Damit beenden wir nun wirklich und endlich das Thema Reza Rafi. Ausser, dass wir ein neues Mass definieren. Ein Hundertstel-Rafi ist eine Unverfrorenheit sondergleichen. Ein halber Rafi ist schon kaum mehr in Worte zu fassen. Und ein ganzer Rafi, nun ja, das sprengt jede Skala und jedes menschliche Fassungsvermögen.

Auf der anderen Seite, so gerecht ist ZACKBUM, entlassen wir einen Herrn für ein Mal aus der Quarantäne. Um ihn  zu loben. Doch, das ist kein Fake:

Und nein, das ist auch kein vergiftetes Lob des Hausgespensts von Ringier. Statt gegen den «Führer von Herrliberg» zu wüten, säuselt er über die SVP: Sie «muss dabei nicht sympathisch sein. Man muss ihr auch nicht zustimmen. Und ihre Schreihälse, die nach rechts aussen keine Berührungsängste kennen, sind dadurch nicht entschuldigt. Doch nützlich ist sie, diese Partei eines grossen und offensichtlich zunehmenden Volksteils

Meyer geht sogar noch weiter: «Die Wählerinnen und Wähler der SVP wählen falsch, sind also verantwortungslos, nämlich brandgefährliche Zündler. Der Bannfluch über die rechten Populisten läuft auf Wählerbeschimpfung hinaus, und zwar nicht nur in der Schweiz, sondern im ganzen nachbarlichen Europa, von Melonis Italien über Le Pens Frankreich bis zu Weidels Deutschland. Was aber, wenn etwas dran wäre am unbeirrbaren Beharren der rechten Rechten

Oh Zeichen und Wunder. Gott liess Hirn vom Himmel regnen. Und der eine hatte einen Eimer dabei, der andere nicht mal ein Löffelchen.

Jetzt fahren schon Anwälte Trittbrett

Und finden Dumme, die drüber schreiben.

Dr. Stefanie Schork ist «Fachanwältin für Strafrecht». Im juristischen Fachblatt Linkedin hat sie sich zu Wort gemeldet:

«Wenn es nicht so bitter wäre, würde man über die Presseerklärung der Kollegen für #Rammstein fast lachen müssen. Sie wissen es natürlich besser. Eine Strategie zur Rechtewahrnehmung für #Lindemann kann dahinter nicht stehen. Die wird es auch nicht mehr geben, so wie die Dinge liegen. Dem Mann ist presserechtlich nicht mehr zu helfen.»

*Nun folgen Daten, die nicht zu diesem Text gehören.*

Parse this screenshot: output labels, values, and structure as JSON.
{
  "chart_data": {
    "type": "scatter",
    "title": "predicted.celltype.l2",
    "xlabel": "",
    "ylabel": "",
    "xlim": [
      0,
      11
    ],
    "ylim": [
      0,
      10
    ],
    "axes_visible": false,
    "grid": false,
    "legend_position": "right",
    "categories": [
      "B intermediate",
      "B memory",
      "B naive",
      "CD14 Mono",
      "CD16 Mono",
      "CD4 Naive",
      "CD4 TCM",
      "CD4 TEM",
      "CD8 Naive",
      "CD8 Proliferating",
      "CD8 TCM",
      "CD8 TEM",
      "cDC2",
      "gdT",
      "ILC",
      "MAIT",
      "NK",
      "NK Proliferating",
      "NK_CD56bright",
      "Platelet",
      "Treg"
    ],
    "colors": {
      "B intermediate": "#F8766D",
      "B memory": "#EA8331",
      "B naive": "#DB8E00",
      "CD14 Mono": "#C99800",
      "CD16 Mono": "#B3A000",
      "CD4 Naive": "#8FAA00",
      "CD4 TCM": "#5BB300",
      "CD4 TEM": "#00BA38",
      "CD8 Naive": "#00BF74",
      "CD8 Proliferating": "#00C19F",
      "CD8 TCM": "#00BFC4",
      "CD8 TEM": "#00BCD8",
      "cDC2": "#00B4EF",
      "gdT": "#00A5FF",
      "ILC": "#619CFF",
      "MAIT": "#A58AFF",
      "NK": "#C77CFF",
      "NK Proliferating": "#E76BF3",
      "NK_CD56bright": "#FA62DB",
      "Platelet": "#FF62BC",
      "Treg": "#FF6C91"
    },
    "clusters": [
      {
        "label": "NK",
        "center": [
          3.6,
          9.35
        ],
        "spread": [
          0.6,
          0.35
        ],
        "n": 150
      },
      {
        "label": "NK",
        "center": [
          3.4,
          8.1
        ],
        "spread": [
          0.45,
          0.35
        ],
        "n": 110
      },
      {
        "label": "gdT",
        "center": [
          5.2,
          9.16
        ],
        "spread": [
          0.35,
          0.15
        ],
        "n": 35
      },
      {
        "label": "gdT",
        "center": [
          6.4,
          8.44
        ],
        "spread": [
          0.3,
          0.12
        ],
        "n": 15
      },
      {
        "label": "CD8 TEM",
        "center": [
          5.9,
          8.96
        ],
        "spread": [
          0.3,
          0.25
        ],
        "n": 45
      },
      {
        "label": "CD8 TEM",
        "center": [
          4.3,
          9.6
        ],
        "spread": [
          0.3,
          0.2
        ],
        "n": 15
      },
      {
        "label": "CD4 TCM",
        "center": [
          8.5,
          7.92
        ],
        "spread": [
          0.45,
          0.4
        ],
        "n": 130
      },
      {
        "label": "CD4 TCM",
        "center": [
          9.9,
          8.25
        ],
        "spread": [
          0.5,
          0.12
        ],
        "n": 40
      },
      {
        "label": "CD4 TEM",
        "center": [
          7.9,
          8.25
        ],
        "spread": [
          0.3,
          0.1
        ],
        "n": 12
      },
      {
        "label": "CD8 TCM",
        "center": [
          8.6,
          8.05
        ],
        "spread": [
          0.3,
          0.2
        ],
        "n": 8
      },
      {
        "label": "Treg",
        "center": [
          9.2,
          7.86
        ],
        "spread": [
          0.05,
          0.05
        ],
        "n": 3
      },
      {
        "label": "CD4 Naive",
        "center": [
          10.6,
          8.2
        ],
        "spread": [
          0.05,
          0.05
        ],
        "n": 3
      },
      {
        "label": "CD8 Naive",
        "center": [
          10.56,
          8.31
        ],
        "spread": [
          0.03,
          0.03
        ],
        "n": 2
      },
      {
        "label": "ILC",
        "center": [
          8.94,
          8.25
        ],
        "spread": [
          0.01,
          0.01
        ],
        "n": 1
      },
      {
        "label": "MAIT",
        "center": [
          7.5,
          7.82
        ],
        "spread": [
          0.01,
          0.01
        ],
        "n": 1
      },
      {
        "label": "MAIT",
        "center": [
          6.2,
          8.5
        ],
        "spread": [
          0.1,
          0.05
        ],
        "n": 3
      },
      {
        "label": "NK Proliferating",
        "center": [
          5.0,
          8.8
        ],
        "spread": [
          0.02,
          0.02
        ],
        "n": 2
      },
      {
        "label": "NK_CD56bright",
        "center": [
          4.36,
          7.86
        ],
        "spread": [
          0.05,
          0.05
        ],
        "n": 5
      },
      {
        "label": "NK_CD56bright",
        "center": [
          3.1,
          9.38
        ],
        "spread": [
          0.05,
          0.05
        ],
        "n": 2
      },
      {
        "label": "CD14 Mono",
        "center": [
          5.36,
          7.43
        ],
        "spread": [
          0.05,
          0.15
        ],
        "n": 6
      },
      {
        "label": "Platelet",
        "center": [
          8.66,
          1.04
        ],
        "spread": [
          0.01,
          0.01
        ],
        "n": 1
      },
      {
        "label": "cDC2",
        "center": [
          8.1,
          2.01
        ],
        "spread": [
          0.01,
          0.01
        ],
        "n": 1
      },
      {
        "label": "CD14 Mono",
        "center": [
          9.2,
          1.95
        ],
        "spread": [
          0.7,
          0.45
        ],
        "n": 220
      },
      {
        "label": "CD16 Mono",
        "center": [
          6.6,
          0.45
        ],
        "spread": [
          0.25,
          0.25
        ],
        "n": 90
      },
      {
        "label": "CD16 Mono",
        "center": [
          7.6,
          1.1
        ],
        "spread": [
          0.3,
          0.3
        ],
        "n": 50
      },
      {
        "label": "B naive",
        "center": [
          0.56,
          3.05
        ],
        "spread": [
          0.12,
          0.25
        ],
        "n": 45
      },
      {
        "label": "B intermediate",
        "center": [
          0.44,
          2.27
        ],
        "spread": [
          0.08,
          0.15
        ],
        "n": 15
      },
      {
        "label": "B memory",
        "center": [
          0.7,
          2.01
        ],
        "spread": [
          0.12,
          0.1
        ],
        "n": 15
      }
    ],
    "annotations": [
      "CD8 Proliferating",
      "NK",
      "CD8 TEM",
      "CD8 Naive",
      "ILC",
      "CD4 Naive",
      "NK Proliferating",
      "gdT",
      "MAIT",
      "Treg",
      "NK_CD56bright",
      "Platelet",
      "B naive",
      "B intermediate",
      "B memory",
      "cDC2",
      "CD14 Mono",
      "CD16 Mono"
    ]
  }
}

Starke Worte, damit kommt man in die Medien, wenn es ein aufmerksamer Journalist liest. Schork behauptet munter: «Die öffentlich gewordenen Schilderungen sind so deutlich geeignet, einen hinreichenden Mindestbestand an Tatsachen zu begründen, dass sich niemand daran gehindert sehen muss, über die Vorwürfe zu berichten.»

Schork erreichte schon eine gewisse mediale Berühmtheit als Vertreterin des Mannes, der das sogenannte Ibiza-Video erstellt und verbreitet haben soll. Damit wurde der damalige österreichische Vizekanzler Heinz-Christian Strache zum Rücktritt gezwungen, der sich angetrunken um Kopf und Kragen geredet hatte.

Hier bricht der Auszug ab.